Hier in Freiburg hat nach meinem Wissen auch die größte NPD-Gegendemo bundesweit stattgefunden.
#16 Eurabier
Da hat Schwesterwelle recht, wie bei einigem eigentlich. Leider ist er bei der falschen Partei. So einen könnten wir gebrauchen.
Unerwartet kommt das ganze nicht, vor einiger Zeit konnte ich einen Bericht in der Jungen Freiheit lesen der sich mit dem AGG und dessen Folgen befasst hat.
Allerdings können solche Aktionen auch nach hinten losgehen, wenn nähmlich im Laufe einer Gerichtsverhandlung bestimmte Unschöne Eigenschaften bestimmter Bevölkerungsgruppen zur Sprache kommen bzw. sich die angeblich diskremminierte als Mehrfach Vorbestrafte entlarven. Das wird zwar freilich kein Umdencken bewirken bei den üblichen Verdächtigen aber es wird immerhin die angebliche Multi-Kulti Idüle weiter als Tagtraum entlarven.
Ich kann Diskothekenbetreiber gut verstehen, wenn sie aussieben. Ich kenne keine Diskothek wo gar keine Südländer reinkommen, also zählt die Rassismuskeule gar nicht. Aber jede Diskothek, die zu viele dieser Leute reinlässt, hat ein grosses Problem. Habe schon einige gute Läden vor die Hunde gehen sehen, weil die Tür plötzlich nachgelassen hat. Sowas sprach sich schnell rum. Gab halt die üblichen Problem und dann blieben die Gäste natürlich weg. Als Ausgleich haben die Türsteher dann noch mehr Ölköpfe reingelassen, um wenigstens paar Euro am Eintritt zu verdienen, was aber erst recht nach hinten losging. Denn ohne die ausbleibenen deutschen “Schlampen” hatte auch Muhratt dann plötzlich keinen Bedarf mehr, dort Gast sein zu wollen. Nach kurzer Zeit waren die Läden dann meist dicht.

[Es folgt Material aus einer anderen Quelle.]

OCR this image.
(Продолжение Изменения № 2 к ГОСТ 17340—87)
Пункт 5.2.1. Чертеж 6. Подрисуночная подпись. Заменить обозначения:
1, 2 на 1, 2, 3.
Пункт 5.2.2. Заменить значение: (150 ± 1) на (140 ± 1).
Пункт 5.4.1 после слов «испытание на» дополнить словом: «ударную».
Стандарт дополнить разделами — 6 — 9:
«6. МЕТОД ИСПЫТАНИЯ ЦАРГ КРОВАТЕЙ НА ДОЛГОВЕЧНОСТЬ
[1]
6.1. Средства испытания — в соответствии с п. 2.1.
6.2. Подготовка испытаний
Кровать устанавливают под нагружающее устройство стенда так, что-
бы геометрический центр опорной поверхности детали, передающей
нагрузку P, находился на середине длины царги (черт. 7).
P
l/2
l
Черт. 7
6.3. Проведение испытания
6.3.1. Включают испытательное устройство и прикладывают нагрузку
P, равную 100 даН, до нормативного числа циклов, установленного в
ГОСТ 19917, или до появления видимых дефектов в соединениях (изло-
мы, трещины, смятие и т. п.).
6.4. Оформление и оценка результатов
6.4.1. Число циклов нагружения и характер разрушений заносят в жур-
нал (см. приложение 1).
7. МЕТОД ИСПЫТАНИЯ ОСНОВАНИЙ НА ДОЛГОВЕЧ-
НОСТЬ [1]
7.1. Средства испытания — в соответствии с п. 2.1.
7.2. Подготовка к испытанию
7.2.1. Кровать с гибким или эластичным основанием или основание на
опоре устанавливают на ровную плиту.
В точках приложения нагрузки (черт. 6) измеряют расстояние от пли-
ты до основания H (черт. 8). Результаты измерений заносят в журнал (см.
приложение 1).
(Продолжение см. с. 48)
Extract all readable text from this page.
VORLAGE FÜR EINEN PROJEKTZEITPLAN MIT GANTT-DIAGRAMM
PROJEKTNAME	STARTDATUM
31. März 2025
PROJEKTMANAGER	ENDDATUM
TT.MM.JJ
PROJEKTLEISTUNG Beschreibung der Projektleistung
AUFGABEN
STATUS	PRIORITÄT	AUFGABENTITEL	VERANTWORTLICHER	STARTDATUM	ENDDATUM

Dann wird es demnächst wohl wieder vermehrt heissen: “Hast Du eine Klubkarte?”. Soll mir auch recht sein. Ist nur schade, um das Laufpublikum, welches am WE gerne wechselnde Clubs besucht und sich nicht überall eintragen möchte.
#44 Islamophober (27. Aug 2008 00:18)
Wohl wahr.
http://www.sos-racisme.org/La-Nuit-du-Testing-Reportage.html#
unten auf “la nuit du testing” klicken.
Schlimm, diese Diskriminierung:
In Berlin haben dreiviertel der türkischstämmigen Menschen keinen Schulabschluss, 40 % sind arbeitslos und liegen in der sozialen Hängematte. Nur ein Drittel hat eine qualifizierte Tätigkeit.
Zitat: Dies wiege besonders schwer, weil ohnehin wenige Türkischstämmige überhaupt arbeiten wollten. „Mehr als die Hälfte dieser Gruppe im erwerbsfähigen Alter hat keine reguläre Beschäftigung – sei es, dass sie erwerbslos sind, oder sei es, dass sie keine Beteiligung am Arbeitsmarkt wollen“, befindet das DIW.
Für dieses Zitat kriegt der sonst so politisch korrekte “Tagesspiegel” bestimmt eine Rüge von unserer staatlichen Zensurbehörd…ääh… ich meinte: vom Presserat.